UNLABELLED: Invasive imaging methods that require catheterization are used for the diagnosis of vesicoureteral reflux. Our aim is to assess the usefulness of interleukin urinary levels for the diagnosis of reflux in children without urinary tract infection. METHODS: Case-control study in children who underwent a voiding cystourethrogram: forty cases diagnosed of reflux and 80 controls. Concentrations of IL-1beta, IL-6 and IL-8 related to creatinine levels (pg/micromol) were determined in urine samples in all. RESULTS: Sixty-two patients were males and fifty-eight females, with a mean age of 2.4 years. Indications for cystography were previous urinary tract infection in 78 cases (65%), prenatal diagnosis in 24 cases (20%) and postnatal diagnosis of uropathy or family history in 18 cases (15.1%). No significant differences were observed between cases and controls in IL-1beta/creatinine and IL-6/creatinine levels. However, IL-8/creatinine levels were almost significant higher in case group (median 3.5 pg/micromol; SD 9.2) than in control group (median 1.54 pg/micromol; SD 3) (P=0.001). The odds ratio was 5.57 (CI95%: 1.51 a 20.60) (X(MH)=2.80; p=0.005). CONCLUSIONS: Urinary levels of IL-8/creatinine are elevated in children with vesicoureteral reflux, even in absence of urinary tract infection. It could be used as a non-invasive marker for detection of subclinical cases of disease.
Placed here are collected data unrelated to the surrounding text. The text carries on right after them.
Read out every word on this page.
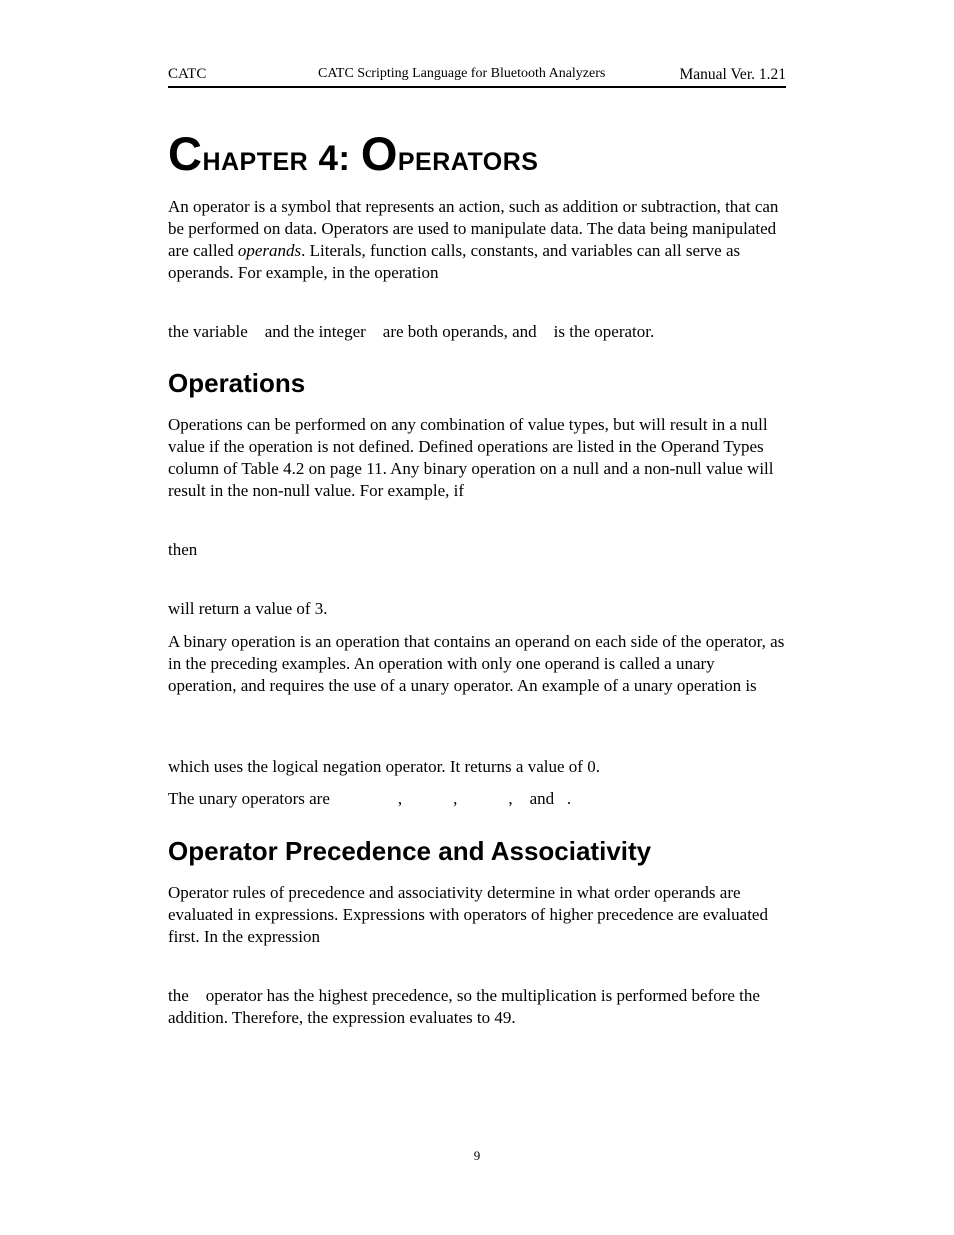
CATC	CATC Scripting Language for Bluetooth Analyzers	Manual Ver. 1.21
Chapter 4: Operators

An operator is a symbol that represents an action, such as addition or subtraction, that can be performed on data. Operators are used to manipulate data. The data being manipulated are called operands. Literals, function calls, constants, and variables can all serve as operands. For example, in the operation

the variable    and the integer    are both operands, and    is the operator.

Operations

Operations can be performed on any combination of value types, but will result in a null value if the operation is not defined. Defined operations are listed in the Operand Types column of Table 4.2 on page 11. Any binary operation on a null and a non-null value will result in the non-null value. For example, if

then

will return a value of 3.

A binary operation is an operation that contains an operand on each side of the operator, as in the preceding examples. An operation with only one operand is called a unary operation, and requires the use of a unary operator. An example of a unary operation is

which uses the logical negation operator. It returns a value of 0.

The unary operators are                ,            ,            ,    and   .

Operator Precedence and Associativity

Operator rules of precedence and associativity determine in what order operands are evaluated in expressions. Expressions with operators of higher precedence are evaluated first. In the expression

the    operator has the highest precedence, so the multiplication is performed before the addition. Therefore, the expression evaluates to 49.

9
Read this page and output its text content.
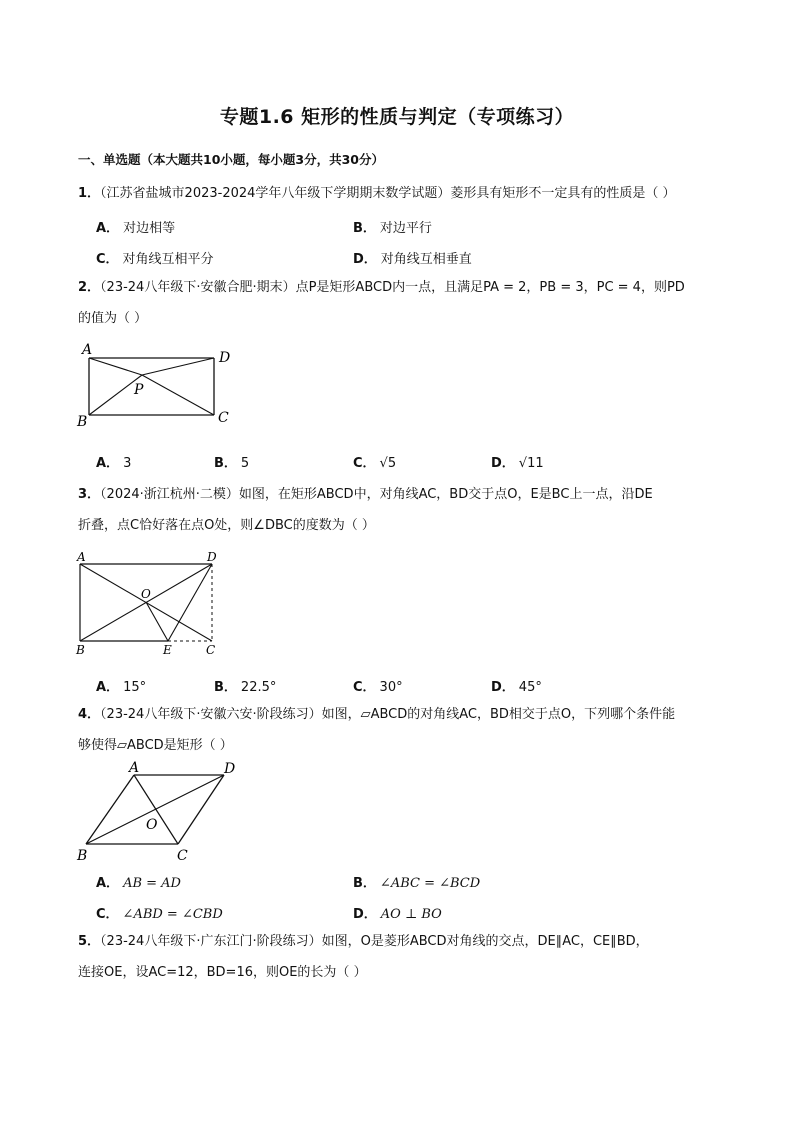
专题1.6 矩形的性质与判定（专项练习）
一、单选题（本大题共10小题，每小题3分，共30分）
1．（江苏省盐城市2023-2024学年八年级下学期期末数学试题）菱形具有矩形不一定具有的性质是（ ）
A． 对边相等	B． 对边平行
C． 对角线互相平分	D． 对角线互相垂直
2．（23-24八年级下·安徽合肥·期末）点P是矩形ABCD内一点，且满足PA = 2，PB = 3，PC = 4，则PD
的值为（ ）
A	D
B	C
P
A． 3	B． 5	C． √5	D． √11
3．（2024·浙江杭州·二模）如图，在矩形ABCD中，对角线AC，BD交于点O，E是BC上一点，沿DE
折叠，点C恰好落在点O处，则∠DBC的度数为（ ）
A	D
B	C
O
E
A． 15°	B． 22.5°	C． 30°	D． 45°
4．（23-24八年级下·安徽六安·阶段练习）如图，▱ABCD的对角线AC，BD相交于点O，下列哪个条件能
够使得▱ABCD是矩形（ ）
A	D
B	C
O
A． AB = AD	B． ∠ABC = ∠BCD
C． ∠ABD = ∠CBD	D． AO ⊥ BO
5．（23-24八年级下·广东江门·阶段练习）如图，O是菱形ABCD对角线的交点，DE∥AC，CE∥BD，
连接OE，设AC=12，BD=16，则OE的长为（ ）
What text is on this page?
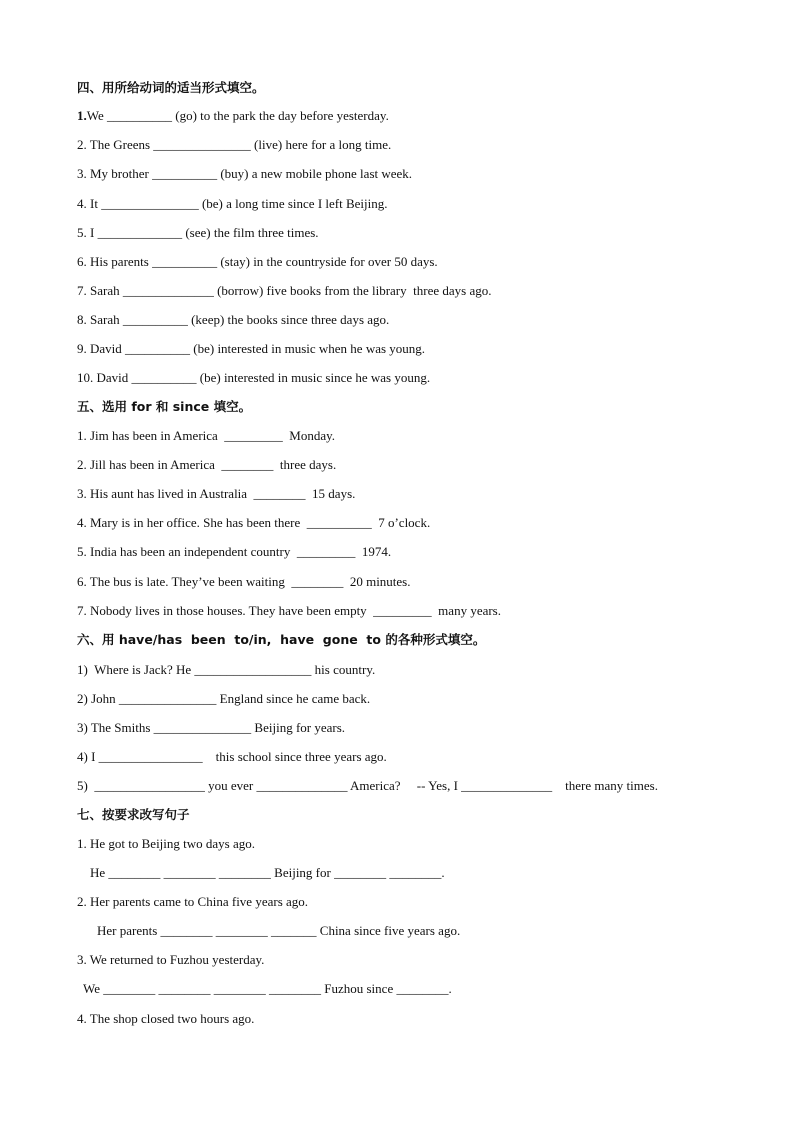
四、用所给动词的适当形式填空。
1.We __________ (go) to the park the day before yesterday.
2. The Greens _______________ (live) here for a long time.
3. My brother __________ (buy) a new mobile phone last week.
4. It _______________ (be) a long time since I left Beijing.
5. I _____________ (see) the film three times.
6. His parents __________ (stay) in the countryside for over 50 days.
7. Sarah ______________ (borrow) five books from the library  three days ago.
8. Sarah __________ (keep) the books since three days ago.
9. David __________ (be) interested in music when he was young.
10. David __________ (be) interested in music since he was young.
五、选用 for 和 since 填空。
1. Jim has been in America  _________  Monday.
2. Jill has been in America  ________  three days.
3. His aunt has lived in Australia  ________  15 days.
4. Mary is in her office. She has been there  __________  7 o’clock.
5. India has been an independent country  _________  1974.
6. The bus is late. They’ve been waiting  ________  20 minutes.
7. Nobody lives in those houses. They have been empty  _________  many years.
六、用 have/has  been  to/in,  have  gone  to 的各种形式填空。
1)  Where is Jack? He __________________ his country.
2) John _______________ England since he came back.
3) The Smiths _______________ Beijing for years.
4) I ________________    this school since three years ago.
5)  _________________ you ever ______________ America?     -- Yes, I ______________    there many times.
七、按要求改写句子
1. He got to Beijing two days ago.
He ________ ________ ________ Beijing for ________ ________.
2. Her parents came to China five years ago.
Her parents ________ ________ _______ China since five years ago.
3. We returned to Fuzhou yesterday.
We ________ ________ ________ ________ Fuzhou since ________.
4. The shop closed two hours ago.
Urine IL-8 concentrations in infectious and non-infectious urinary tract conditions.

Urine IL-8 concentrations are known to be elevated in urinary tract infection (UTI), as well as in vesicoureteral reflux (VUR) even in the absence of infection. In this study we further investigated urine IL-8 in infants with congenital anomalies of the kidneys and urinary tract and with antenatally diagnosed isolated pelvic dilatation. Urine IL-8 was measured in 159 infants aged 1 month to 1 year with acute UTI (group A, n = 26), resolved UTI (group B, n = 16), VUR without recent UTI (group C, n = 44), non-VUR congenital urinary anomalies without recent UTI (group D, n = 30), isolated antenatal pelvic dilatation (group E, n = 14) and in infants without known urinary tract condition (control group F, n = 29). Median values of urine IL-8/creatinine levels were 61.5, 4.64, 15.5, 14.3, 1.06 and 4.19 pg/µmol in groups A, B, C, D, E and F respectively. Compared with the control group, urine IL-8 was elevated in infants with acute UTI, VUR without acute UTI and congenital anomalies without acute UTI (p < 0.0001; p < 0.005; and p = 0.027 respectively), but not in infants with resolved UTI or with antenatal pelvic dilatation. Urine IL-8 levels are elevated in a variety of infectious and non-infectious urinary tract conditions, and hence may serve as a sensitive but not specific screening biomarker of urinary tract diseases.